The Impact of Relevant Context Position and Context Size on LLM Performance
Optimal performance is achieved when relevant information is at the start or end of the context, and performance decreases with longer contexts and when relevant information is in the middle.
Introduction
In the realm of artificial intelligence, Large Language Models (LLMs) have been making significant strides, demonstrating impressive capabilities in understanding and generating human-like text. However, their performance is not solely dependent on their architecture or training data. A crucial yet often overlooked factor is the context provided to these models, specifically its position and size in prompts. This article delves into the influence of relevant context position and size in prompts on LLM performance. The insights are drawn from a recent Research paper https://arxiv.org/pdf/2307.03172.pdf
"Lost in the Middle: How Language Models Use Long Contexts" by Nelson F. Liu et al. from Stanford University, University of California, Berkeley and Samaya AI
Background
Language models are vital and flexible elements in user-facing technologies like conversational interfaces, search tools, and collaborative writing platforms. They perform tasks through prompting, where task instructions and data are formatted into a text context, and the model generates a text completion. These contexts can contain thousands of tokens, especially when models process lengthy inputs like legal documents or conversation histories, or when supplemented with external information. The way how these lengthy documents are passed to LLM prompts can be found in my previous article.
Context Position and LLM Performance
The study found a distinctive U-shaped performance curve when the position of the relevant information is varied. LLM performance is highest when relevant information occurs at the very beginning or end of its input context, and performance significantly degrades when models must access and use information in the middle of their input context. This suggests that the position of the relevant context in the prompt is critical for optimal LLM performance.

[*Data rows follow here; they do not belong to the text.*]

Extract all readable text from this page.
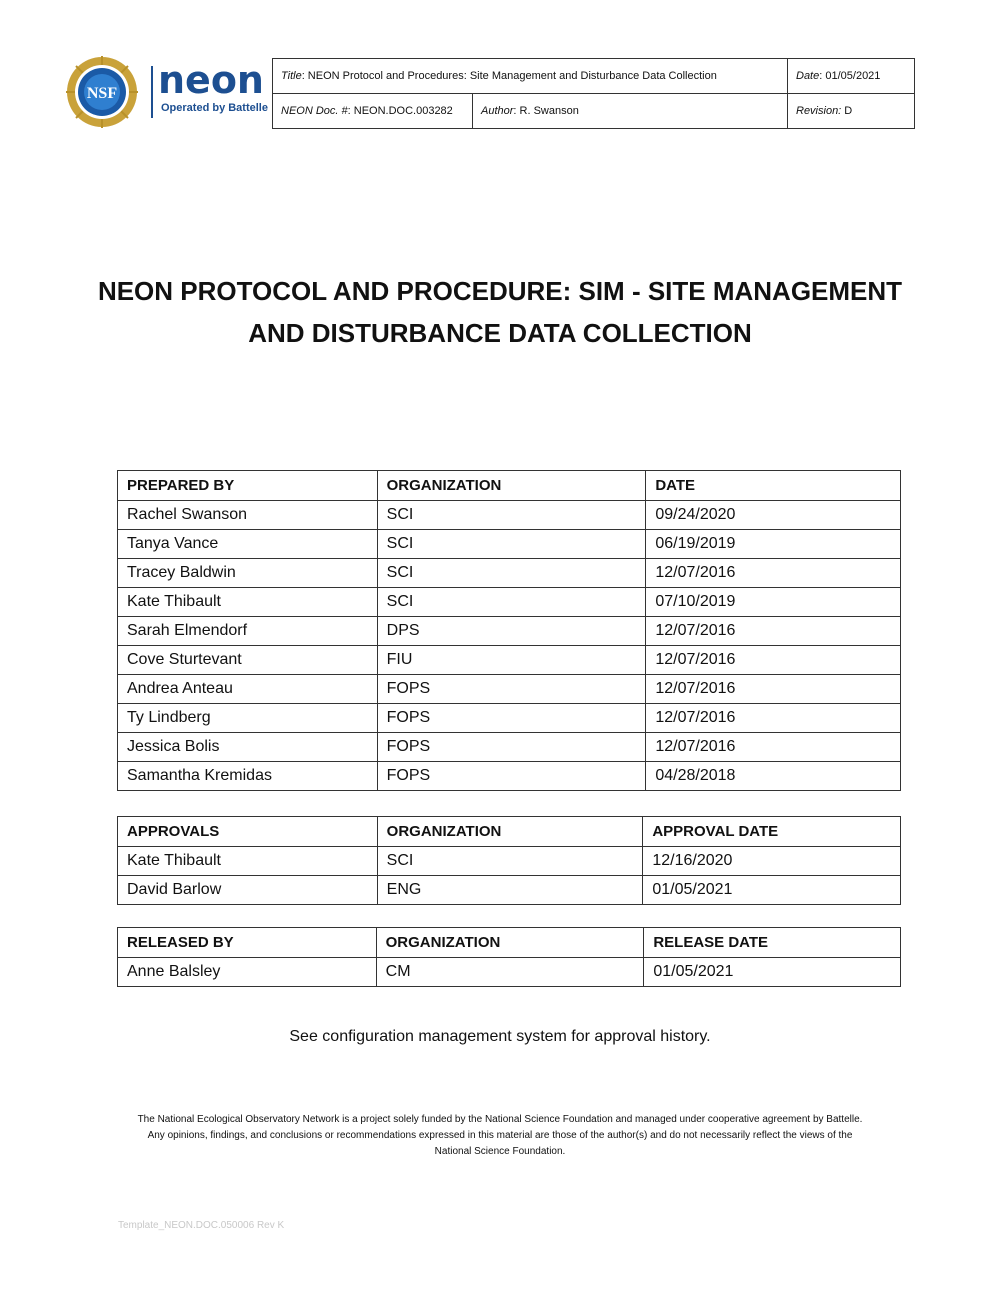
NSF neon
Operated by Battelle
Title: NEON Protocol and Procedures: Site Management and Disturbance Data Collection		Date: 01/05/2021
NEON Doc. #: NEON.DOC.003282	Author: R. Swanson	Revision: D
NEON PROTOCOL AND PROCEDURE: SIM - SITE MANAGEMENT
AND DISTURBANCE DATA COLLECTION
PREPARED BY	ORGANIZATION	DATE
Rachel Swanson	SCI	09/24/2020
Tanya Vance	SCI	06/19/2019
Tracey Baldwin	SCI	12/07/2016
Kate Thibault	SCI	07/10/2019
Sarah Elmendorf	DPS	12/07/2016
Cove Sturtevant	FIU	12/07/2016
Andrea Anteau	FOPS	12/07/2016
Ty Lindberg	FOPS	12/07/2016
Jessica Bolis	FOPS	12/07/2016
Samantha Kremidas	FOPS	04/28/2018
APPROVALS	ORGANIZATION	APPROVAL DATE
Kate Thibault	SCI	12/16/2020
David Barlow	ENG	01/05/2021
RELEASED BY	ORGANIZATION	RELEASE DATE
Anne Balsley	CM	01/05/2021
See configuration management system for approval history.
The National Ecological Observatory Network is a project solely funded by the National Science Foundation and managed under cooperative agreement by Battelle.
Any opinions, findings, and conclusions or recommendations expressed in this material are those of the author(s) and do not necessarily reflect the views of the
National Science Foundation.
Template_NEON.DOC.050006 Rev K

The following graph shows that GPT 3.5 degrades when the position of relevant context moves away from the beginning. It also degrades below GPT 3.5 closed-book (No context provided) in the middle.
The same behaviour is exhibited across all models including GPT-4, Claude, MPT. GPT-4 outperformed all other language models in terms of absolute performance. However, it still exhibited a U-shaped performance curve, with the highest performance when the relevant information was located at the beginning or end of the context. The performance declined when the model had to utilize information situated in the middle of its input context.

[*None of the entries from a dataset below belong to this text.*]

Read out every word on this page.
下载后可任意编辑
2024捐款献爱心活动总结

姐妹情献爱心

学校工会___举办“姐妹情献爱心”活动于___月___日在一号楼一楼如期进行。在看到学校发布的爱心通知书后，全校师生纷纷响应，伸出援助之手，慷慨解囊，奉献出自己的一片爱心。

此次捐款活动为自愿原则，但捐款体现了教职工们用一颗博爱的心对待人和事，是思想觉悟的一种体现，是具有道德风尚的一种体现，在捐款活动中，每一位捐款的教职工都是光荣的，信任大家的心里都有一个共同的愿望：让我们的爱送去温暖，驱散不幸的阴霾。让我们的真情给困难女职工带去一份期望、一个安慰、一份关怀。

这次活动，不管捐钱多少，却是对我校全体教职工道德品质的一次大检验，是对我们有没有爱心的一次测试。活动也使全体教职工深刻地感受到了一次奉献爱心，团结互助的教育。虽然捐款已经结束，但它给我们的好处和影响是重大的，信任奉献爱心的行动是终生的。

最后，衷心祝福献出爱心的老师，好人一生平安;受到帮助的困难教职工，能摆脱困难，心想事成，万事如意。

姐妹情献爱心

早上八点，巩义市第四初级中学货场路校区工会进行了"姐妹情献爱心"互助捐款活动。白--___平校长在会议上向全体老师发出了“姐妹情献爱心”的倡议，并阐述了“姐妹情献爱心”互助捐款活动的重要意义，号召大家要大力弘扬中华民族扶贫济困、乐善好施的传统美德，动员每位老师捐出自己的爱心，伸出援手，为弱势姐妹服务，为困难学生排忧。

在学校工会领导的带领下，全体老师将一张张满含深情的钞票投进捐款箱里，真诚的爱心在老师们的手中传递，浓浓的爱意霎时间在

Context Size and LLM Performance
The size of the context also plays a significant role. The study found that as the input context grows longer, the performance of LLMs substantially decreases, even for models explicitly designed for long-context tasks. This indicates that while providing more information can be beneficial, there is a trade-off. Increasing the amount of content that the model must reason over can lead to a decrease in performance.
More Insights
The same U-shaped performance pattern is noticed in both two types of tasks - multi-document question answering and key-value retrieval.
The encoder-decoder models(Flan T5) unlike decoder-only models(GPT, Claude), are relatively stable when the position of relevant information changes within their input context.
The query-aware contextualization potentially help improve performance. It is a technique where the model is aware of the query or task at hand while processing the input context.
Models with longer context windows, like GPT-3.5-Turbo (16K), don't necessarily perform better than their counterparts GPT-3.5-Turbo (8K) when handling the same input context.
The instruction tuned model(MPT-30B-Instruct) and their base model counterpart (MPT-30B) exhibit same behaviour.
Improving document reranking (moving important information to the start of the context) or truncating the ranked list (returning fewer documents when needed) could enhance how language models use retrieved context.
Conclusion
The findings from the study provide valuable insights into the design and utilization of prompts for LLMs. It underscores the importance of carefully considering the position and size of the relevant context in prompts to optimize LLM performance. While more research is needed to fully understand these dynamics, these findings offer a starting point for developing more effective strategies for using LLMs.
The study also introduces new evaluation protocols for future long-context models and encourages further research in this area. As we continue to push the boundaries of what LLMs can do, understanding the nuances of how they use their input context will be crucial for unlocking their full potential.